Table shows the final models for risk factors for pre-eclampsia and sepsis. Both initial models included the risk factors shown in Table 2. As associations with pre-eclampsia were not significantly different in Bauchi and Cross River, we combined the states for analysis of pre-eclampsia. Four variables showed independent associations after adjusting for the others: IPV in the last year, IPV during the pregnancy in question, rural residence and FGM.
Multivariate analysis of risk factors for pre-eclampsia and sepsis
In the case of sepsis, the variable “state” modified most bivariate measured associations, so we developed a separate multivariate model for Bauchi and Cross River. In Bauchi, sepsis was independently associated with IPV in the last year, IPV in the last pregnancy, perception of being cared for in pregnancy, age of the mother (younger women more likely to suffer sepsis) and FGM (Table ). In Cross River, only two variables remained in the final model, IPV in the last year and perception of being cared for during the pregnancy.

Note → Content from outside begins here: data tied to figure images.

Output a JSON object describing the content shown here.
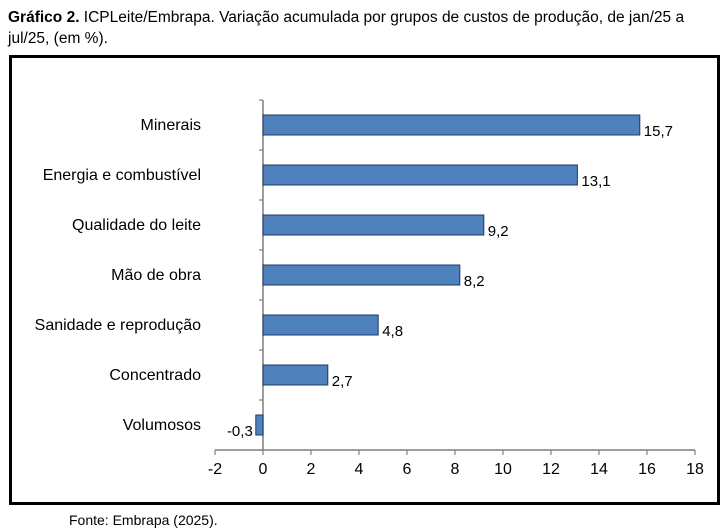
{
  "caption": {
    "label": "Gráfico 2.",
    "text": " ICPLeite/Embrapa. Variação acumulada por grupos de custos de produção, de jan/25 a jul/25, (em %)."
  },
  "source": "Fonte: Embrapa (2025).",
  "colors": {
    "bar": "#4f81bd",
    "bar_stroke": "#1f3864",
    "axis": "#7f7f7f"
  },
  "chart_data": {
    "type": "bar",
    "orientation": "horizontal",
    "categories": [
      "Minerais",
      "Energia e combustível",
      "Qualidade do leite",
      "Mão de obra",
      "Sanidade e reprodução",
      "Concentrado",
      "Volumosos"
    ],
    "values": [
      15.7,
      13.1,
      9.2,
      8.2,
      4.8,
      2.7,
      -0.3
    ],
    "data_labels": [
      "15,7",
      "13,1",
      "9,2",
      "8,2",
      "4,8",
      "2,7",
      "-0,3"
    ],
    "xlim": [
      -2,
      18
    ],
    "xticks": [
      "-2",
      "0",
      "2",
      "4",
      "6",
      "8",
      "10",
      "12",
      "14",
      "16",
      "18"
    ],
    "grid": false,
    "legend": "none"
  }
}
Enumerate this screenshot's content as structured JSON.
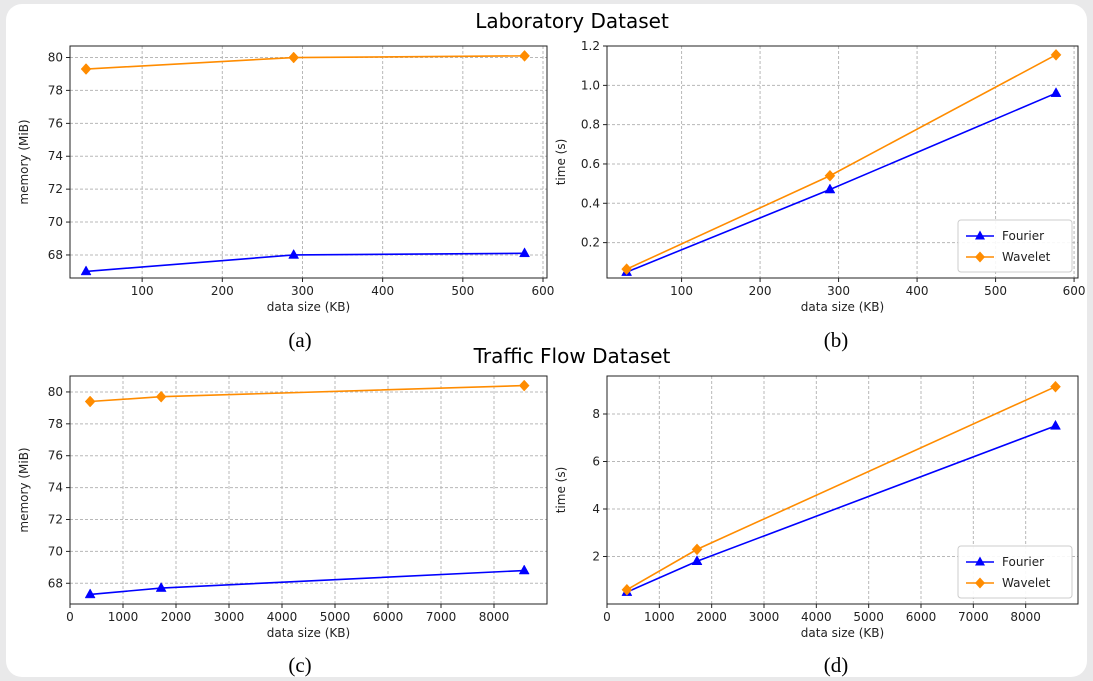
{
  "section_titles": [
    "Laboratory Dataset",
    "Traffic Flow Dataset"
  ],
  "captions": [
    "(a)",
    "(b)",
    "(c)",
    "(d)"
  ],
  "colors": {
    "fourier": "#0000ff",
    "wavelet": "#ff8c00"
  },
  "chart_data": [
    {
      "type": "line",
      "xlabel": "data size (KB)",
      "ylabel": "memory (MiB)",
      "xticks": [
        100,
        200,
        300,
        400,
        500,
        600
      ],
      "yticks": [
        68,
        70,
        72,
        74,
        76,
        78,
        80
      ],
      "xlim": [
        10,
        605
      ],
      "ylim": [
        66.6,
        80.7
      ],
      "grid": true,
      "legend": null,
      "series": [
        {
          "key": "fourier",
          "marker": "triangle",
          "x": [
            30,
            289,
            577
          ],
          "y": [
            67.0,
            68.0,
            68.1
          ]
        },
        {
          "key": "wavelet",
          "marker": "diamond",
          "x": [
            30,
            289,
            577
          ],
          "y": [
            79.3,
            80.0,
            80.1
          ]
        }
      ]
    },
    {
      "type": "line",
      "xlabel": "data size (KB)",
      "ylabel": "time (s)",
      "xticks": [
        100,
        200,
        300,
        400,
        500,
        600
      ],
      "yticks": [
        0.2,
        0.4,
        0.6,
        0.8,
        1.0,
        1.2
      ],
      "ytick_labels": [
        "0.2",
        "0.4",
        "0.6",
        "0.8",
        "1.0",
        "1.2"
      ],
      "xlim": [
        5,
        605
      ],
      "ylim": [
        0.02,
        1.2
      ],
      "grid": true,
      "legend": "bottom-right",
      "series": [
        {
          "key": "fourier",
          "name": "Fourier",
          "marker": "triangle",
          "x": [
            30,
            289,
            577
          ],
          "y": [
            0.05,
            0.47,
            0.96
          ]
        },
        {
          "key": "wavelet",
          "name": "Wavelet",
          "marker": "diamond",
          "x": [
            30,
            289,
            577
          ],
          "y": [
            0.065,
            0.54,
            1.155
          ]
        }
      ]
    },
    {
      "type": "line",
      "xlabel": "data size (KB)",
      "ylabel": "memory (MiB)",
      "xticks": [
        0,
        1000,
        2000,
        3000,
        4000,
        5000,
        6000,
        7000,
        8000
      ],
      "yticks": [
        68,
        70,
        72,
        74,
        76,
        78,
        80
      ],
      "xlim": [
        0,
        9000
      ],
      "ylim": [
        66.7,
        81.0
      ],
      "grid": true,
      "legend": null,
      "series": [
        {
          "key": "fourier",
          "marker": "triangle",
          "x": [
            380,
            1720,
            8570
          ],
          "y": [
            67.3,
            67.7,
            68.8
          ]
        },
        {
          "key": "wavelet",
          "marker": "diamond",
          "x": [
            380,
            1720,
            8570
          ],
          "y": [
            79.4,
            79.7,
            80.4
          ]
        }
      ]
    },
    {
      "type": "line",
      "xlabel": "data size (KB)",
      "ylabel": "time (s)",
      "xticks": [
        0,
        1000,
        2000,
        3000,
        4000,
        5000,
        6000,
        7000,
        8000
      ],
      "yticks": [
        2,
        4,
        6,
        8
      ],
      "xlim": [
        0,
        9000
      ],
      "ylim": [
        0.0,
        9.6
      ],
      "grid": true,
      "legend": "bottom-right",
      "series": [
        {
          "key": "fourier",
          "name": "Fourier",
          "marker": "triangle",
          "x": [
            380,
            1720,
            8570
          ],
          "y": [
            0.5,
            1.8,
            7.5
          ]
        },
        {
          "key": "wavelet",
          "name": "Wavelet",
          "marker": "diamond",
          "x": [
            380,
            1720,
            8570
          ],
          "y": [
            0.6,
            2.3,
            9.15
          ]
        }
      ]
    }
  ]
}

Table shows the low levels of male knowledge of pregnancy and delivery, and the high level of good intentions about maternal risks.
Male knowledge and attitudes about pregnancy and childbirth in Bauchi and Cross River States, Nigeria
Male focus groups discussed what men consider when deciding where a woman should deliver her child. Almost all groups recognized a need for skilled birth attendance, and almost all raised economic considerations in taking advantage of this where it was available. “The man considers the weight of his pocket before deciding where to take the woman for delivery”.

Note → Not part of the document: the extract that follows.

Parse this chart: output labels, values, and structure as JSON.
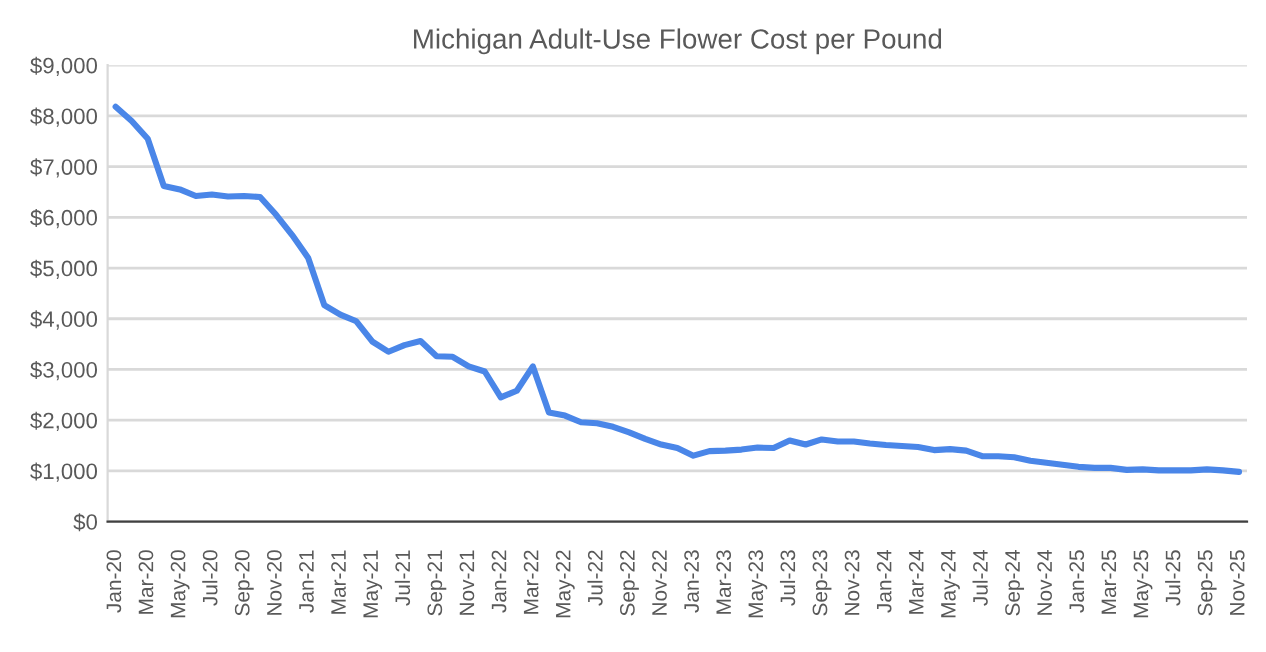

Few of the 180 male focus groups saw men as the cause of IPV; nearly all concluded that IPV could be avoided if women prayed, were obedient and patient, and never refused sex. Asked how IPV could be avoided, several groups suggested increasing women's incomes. The focus groups were uniform in the belief that IPV is a private matter, reporting of IPV bringing shame, disgrace and “greater divisions”. In Cross River, men quoted the Bible (“What God has joined together, let no man put asunder”) as the reason for not reporting IPV. In both states, men gave prominence to community leaders and religious leaders to stop the violence. Despite the strong and uniform belief that IPV is a private matter, many male groups were in favour of locally administered punitive schemes, typically a fine for beating one's wife being a goat, or cash ranging from N500 to N10,000 (US$4-70). Asked what men could do themselves, most groups felt they had the power to stop IPV, “As heads of the households, we can do it”.
A clear theme in the 180 female focus groups was self-blame for the IPV (“strong mouth”, disobedient, demanding or refusing sex). Some concluded that men were “naturally violent so there is nothing you can do”. Others said pregnancy was a cause of violence as it made women irritable and too tired to have sex. They saw marital infidelity as a common cause, whether the woman or man was cheating. Across all regions of both states, women saw money as a major cause. According to women in Cross River, “the Bible says that the wife does not have rights over her body, so we should submit our body to our husbands...” and “the Bible says that God created the woman out of Adam’s rib, the woman should be under the man and should be humble to the man’s relatives to avoid being beaten by the man.” In Cross River, women saw IPV as a family matter, to be resolved at home. In clear contrast, no women's focus group in Bauchi reported this view.